Marc Dunoyer, Chief Executive Officer, Alexion, said: "Koselugo offers hope for children whose quality of life and overall well-being is impacted by the growth of painful, debilitating tumours throughout the body. We are proud to bring forward a new, innovative treatment option to the NF1 community in China, delivering on Alexion’s commitment to reach more people living with rare diseases in China, and transform the lives of patients and caregivers across the globe."

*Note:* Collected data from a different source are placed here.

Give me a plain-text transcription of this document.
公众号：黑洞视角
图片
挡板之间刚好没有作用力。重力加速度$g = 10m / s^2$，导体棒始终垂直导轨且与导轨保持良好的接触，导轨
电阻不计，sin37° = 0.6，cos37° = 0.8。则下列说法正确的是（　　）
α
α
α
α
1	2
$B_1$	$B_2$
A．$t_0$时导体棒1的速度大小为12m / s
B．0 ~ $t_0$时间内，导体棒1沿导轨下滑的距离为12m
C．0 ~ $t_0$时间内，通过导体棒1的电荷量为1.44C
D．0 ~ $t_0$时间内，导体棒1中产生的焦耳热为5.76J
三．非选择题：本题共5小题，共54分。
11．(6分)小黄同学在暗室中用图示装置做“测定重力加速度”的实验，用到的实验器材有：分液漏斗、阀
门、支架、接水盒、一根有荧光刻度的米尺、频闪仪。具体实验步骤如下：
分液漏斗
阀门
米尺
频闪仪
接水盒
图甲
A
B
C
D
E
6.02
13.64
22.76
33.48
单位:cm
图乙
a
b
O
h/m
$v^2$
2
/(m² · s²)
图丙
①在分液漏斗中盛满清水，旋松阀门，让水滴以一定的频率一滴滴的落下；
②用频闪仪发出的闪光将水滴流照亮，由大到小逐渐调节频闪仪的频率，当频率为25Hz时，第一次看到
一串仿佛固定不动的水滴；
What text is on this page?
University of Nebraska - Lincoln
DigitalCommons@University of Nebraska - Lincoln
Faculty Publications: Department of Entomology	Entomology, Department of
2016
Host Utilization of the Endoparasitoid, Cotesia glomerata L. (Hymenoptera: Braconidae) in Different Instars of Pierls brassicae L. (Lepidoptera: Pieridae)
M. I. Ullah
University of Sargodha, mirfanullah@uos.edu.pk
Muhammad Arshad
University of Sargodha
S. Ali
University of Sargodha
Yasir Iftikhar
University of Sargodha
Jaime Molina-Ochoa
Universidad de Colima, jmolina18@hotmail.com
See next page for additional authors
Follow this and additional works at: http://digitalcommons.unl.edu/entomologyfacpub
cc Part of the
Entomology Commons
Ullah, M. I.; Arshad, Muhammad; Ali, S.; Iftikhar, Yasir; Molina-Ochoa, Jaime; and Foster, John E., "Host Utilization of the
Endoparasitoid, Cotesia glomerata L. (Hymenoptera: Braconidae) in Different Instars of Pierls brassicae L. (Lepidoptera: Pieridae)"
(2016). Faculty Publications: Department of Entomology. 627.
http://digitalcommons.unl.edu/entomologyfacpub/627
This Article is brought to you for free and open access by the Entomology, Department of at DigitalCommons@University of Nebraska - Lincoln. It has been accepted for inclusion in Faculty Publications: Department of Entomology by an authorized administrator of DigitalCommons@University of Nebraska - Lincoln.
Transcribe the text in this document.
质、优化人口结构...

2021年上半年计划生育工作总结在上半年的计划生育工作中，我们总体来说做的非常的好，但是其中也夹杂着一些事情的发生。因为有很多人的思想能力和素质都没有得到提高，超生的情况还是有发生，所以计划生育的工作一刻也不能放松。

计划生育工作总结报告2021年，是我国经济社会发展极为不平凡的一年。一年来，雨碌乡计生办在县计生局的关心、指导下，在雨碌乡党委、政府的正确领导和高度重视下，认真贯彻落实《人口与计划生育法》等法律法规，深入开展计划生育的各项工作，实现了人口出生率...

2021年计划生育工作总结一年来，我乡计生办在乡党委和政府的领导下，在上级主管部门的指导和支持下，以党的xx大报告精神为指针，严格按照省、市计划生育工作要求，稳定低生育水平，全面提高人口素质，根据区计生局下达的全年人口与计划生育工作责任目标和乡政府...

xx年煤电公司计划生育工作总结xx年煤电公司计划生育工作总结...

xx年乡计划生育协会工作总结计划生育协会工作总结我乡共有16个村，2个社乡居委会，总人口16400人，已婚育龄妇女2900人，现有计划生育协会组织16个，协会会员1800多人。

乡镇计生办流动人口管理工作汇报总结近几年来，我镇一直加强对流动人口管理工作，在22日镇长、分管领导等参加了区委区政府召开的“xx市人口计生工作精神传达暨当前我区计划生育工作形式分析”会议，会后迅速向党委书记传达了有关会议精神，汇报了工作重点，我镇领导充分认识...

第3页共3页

Results from the SPRINT Stratum 1 Phase II trial were published in The New England Journal of Medicine and showed that Koselugo demonstrated an objective response rate (ORR) of 66% (33 of 50 patients, confirmed partial responses) in paediatric patients with PNs in NF1 when treated with Koselugo as twice-daily oral monotherapy.1,2 ORR is defined as the percentage of patients with confirmed complete (disappearance of PNs) or partial response (at least 20% reduction in tumour volume).1 The most common adverse reactions in the SPRINT trial were vomiting, blood creatine phosphokinase increase, diarrhoea and nausea.1

In addition to China, Koselugo is also approved in the US, EU, Japan and several other countries for the treatment of paediatric patients with NF1 and symptomatic, inoperable PNs.

Notes

NF1
NF1 is a debilitating genetic condition that is caused by a spontaneous or inherited mutation in the NF1 gene.9 NF1 is associated with a variety of symptoms, including soft lumps on and under the skin (cutaneous neurofibromas) and skin pigmentation (so-called ‘café au lait’ spots) and, in 30-50% of patients, tumours develop on the nerve sheaths (plexiform neurofibromas).5,9 These plexiform neurofibromas (PNs) can cause clinical issues such as disfigurement, motor dysfunction, pain, airway dysfunction, visual impairment and bladder or bowel dysfunction.2,5-8 PNs begin during early childhood, with varying degrees of severity, and can reduce life expectancy by up to 15 years.5,8-10

SPRINT
The SPRINT Stratum 1 Phase II trial was designed to evaluate the objective response rate and impact on patient-reported and functional outcomes in paediatric patients with NF1-related inoperable PNs treated with Koselugo (selumetinib) monotherapy.2 This trial sponsored by NCI CTEP was conducted under a Cooperative Research and Development Agreement between NCI and AstraZeneca with additional support from Neurofibromatosis Therapeutic Acceleration Program (NTAP).

Koselugo
Koselugo (selumetinib) is the first and only approved therapy by China’s NMPA for the treatment of symptomatic, inoperable PNs in paediatric patients with NF1 aged three years and above.1 Koselugo blocks specific enzymes (MEK1 and MEK2), which are involved in stimulating cells to grow.1 In NF1, these enzymes are overactive, causing tumour cells to grow in an unregulated way. By blocking these enzymes, Koselugo slows down the growth of tumour cells.1

Koselugo is approved for use in the US, EU, Japan and China and has received Orphan Drug Designation in the US, EU, Russia, Switzerland, South Korea, Taiwan, Japan and Australia, and health authorities worldwide are reviewing regulatory submissions.